Mais je sens que vous vous ennuyez! Ma mission n'est elle pas de vous détendre un peu, après une journée chargée ou avant d'aller affronter un patron malveillant? Bien sûr que si! Alors, petit jeu! Du tac au tac, définissez moi ces mots!
*Profus
*Spécieux
*Antédiluvien
*Inanition

Je ne vous le cacherai pas, cette page du test est aussi immaculée qu'à l'arrivée. Un texte de philo sur le clônage et cinq autres exercices plus tard, je jette l'éponge et quitte l'amphi.
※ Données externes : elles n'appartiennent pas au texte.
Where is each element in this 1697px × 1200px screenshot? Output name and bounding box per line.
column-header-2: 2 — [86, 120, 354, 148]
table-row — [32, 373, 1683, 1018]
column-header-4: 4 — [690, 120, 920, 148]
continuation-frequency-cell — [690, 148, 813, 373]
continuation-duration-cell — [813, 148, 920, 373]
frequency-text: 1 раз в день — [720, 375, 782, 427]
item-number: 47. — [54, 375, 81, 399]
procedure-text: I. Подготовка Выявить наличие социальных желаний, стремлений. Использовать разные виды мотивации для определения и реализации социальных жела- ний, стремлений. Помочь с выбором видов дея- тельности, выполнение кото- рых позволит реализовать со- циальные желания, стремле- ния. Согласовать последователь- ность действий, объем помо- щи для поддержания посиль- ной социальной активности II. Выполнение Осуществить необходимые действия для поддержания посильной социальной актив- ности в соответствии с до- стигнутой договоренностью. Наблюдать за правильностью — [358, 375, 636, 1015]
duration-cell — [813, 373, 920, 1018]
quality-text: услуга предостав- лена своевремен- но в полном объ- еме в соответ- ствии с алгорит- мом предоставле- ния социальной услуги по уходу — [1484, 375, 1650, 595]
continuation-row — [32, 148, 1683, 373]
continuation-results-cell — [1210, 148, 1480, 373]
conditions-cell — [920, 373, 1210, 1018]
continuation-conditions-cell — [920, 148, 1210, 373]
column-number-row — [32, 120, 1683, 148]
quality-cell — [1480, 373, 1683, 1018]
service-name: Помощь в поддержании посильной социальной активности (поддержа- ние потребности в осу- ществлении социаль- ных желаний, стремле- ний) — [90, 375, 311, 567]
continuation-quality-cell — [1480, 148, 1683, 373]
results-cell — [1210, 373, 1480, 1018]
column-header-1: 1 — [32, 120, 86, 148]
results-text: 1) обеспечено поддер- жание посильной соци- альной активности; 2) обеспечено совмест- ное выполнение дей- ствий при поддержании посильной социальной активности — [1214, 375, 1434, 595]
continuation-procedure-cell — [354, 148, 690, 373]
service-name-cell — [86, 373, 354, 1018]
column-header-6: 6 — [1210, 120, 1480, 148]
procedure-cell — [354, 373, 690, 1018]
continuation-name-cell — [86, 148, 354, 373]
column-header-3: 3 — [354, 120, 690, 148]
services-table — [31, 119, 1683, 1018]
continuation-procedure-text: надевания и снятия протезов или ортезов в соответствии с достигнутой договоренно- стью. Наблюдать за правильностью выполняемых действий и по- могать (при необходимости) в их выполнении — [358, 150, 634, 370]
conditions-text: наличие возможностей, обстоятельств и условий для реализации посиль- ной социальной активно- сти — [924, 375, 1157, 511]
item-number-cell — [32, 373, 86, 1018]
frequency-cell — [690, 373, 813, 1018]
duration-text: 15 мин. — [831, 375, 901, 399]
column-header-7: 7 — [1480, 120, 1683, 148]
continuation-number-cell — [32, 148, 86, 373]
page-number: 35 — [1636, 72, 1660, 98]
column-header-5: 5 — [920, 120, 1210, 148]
Malgré ce piteux exploit, je reste de bonne humeur, je vais donc attendre Oli devant son amphi. Quelle erreur n'avons nous pas fait? Une journaliste sort et se met en tête de me poser quelques questions. Me disant que ça ne peut pas me faire de mal, j'accepte. Mais c'est à ce moment précis qu'elle sort un exemplaire du test de son sac et me refait le tour des questions, notant mes réponses et mes "heu" un rien désinvoltes. Arrive ensuite l'interrogatoire. Penaud je réponds que je traîne derrière un moi un bac Littéraire et un projet d'études de journalisme. Heureusement, elle se garde tous commentaires.


En conclusion, après ce léger résumé de cette matinée, si un jour vous passez un test de langue française, ne vous présentez pas à l'épreuve, l'issue risque d'être la même. Cependant, ce soir est un grand soir, Oli et moi nous envolons pour Paris où nous assistons au concert exclusif de Gwen Stefani, de quoi décompresser un peu. Nous partons dans une heure trente, et je me permets de poster un petit article! Que ne ferais je pas pour vous donner de mes nouvelles? Bon, dans la précipitation cet article n'a subit qu'un seul jet, d'où son côté un peu... minable par rapport aux précédents. Le prochain ne vous déplaira peut être pas, j'y relaterai le début d'un déménagement vers mes splendides appartements de taille... plus ou moins grande en fait.


D'ici là, roulez prudemment, regardez à gauche et à droite avant de traverser, prenez du temps pour vous, ne mangez pas trop gras, trop sucré ou trop salé et surtout, le plus important, donnez de l'amour aux autres. Revenez vite, et faites le petit jeu, quitte à laisser page blanche, vous ne serez pas les seuls! Bonne fin de journée et bonne semaine!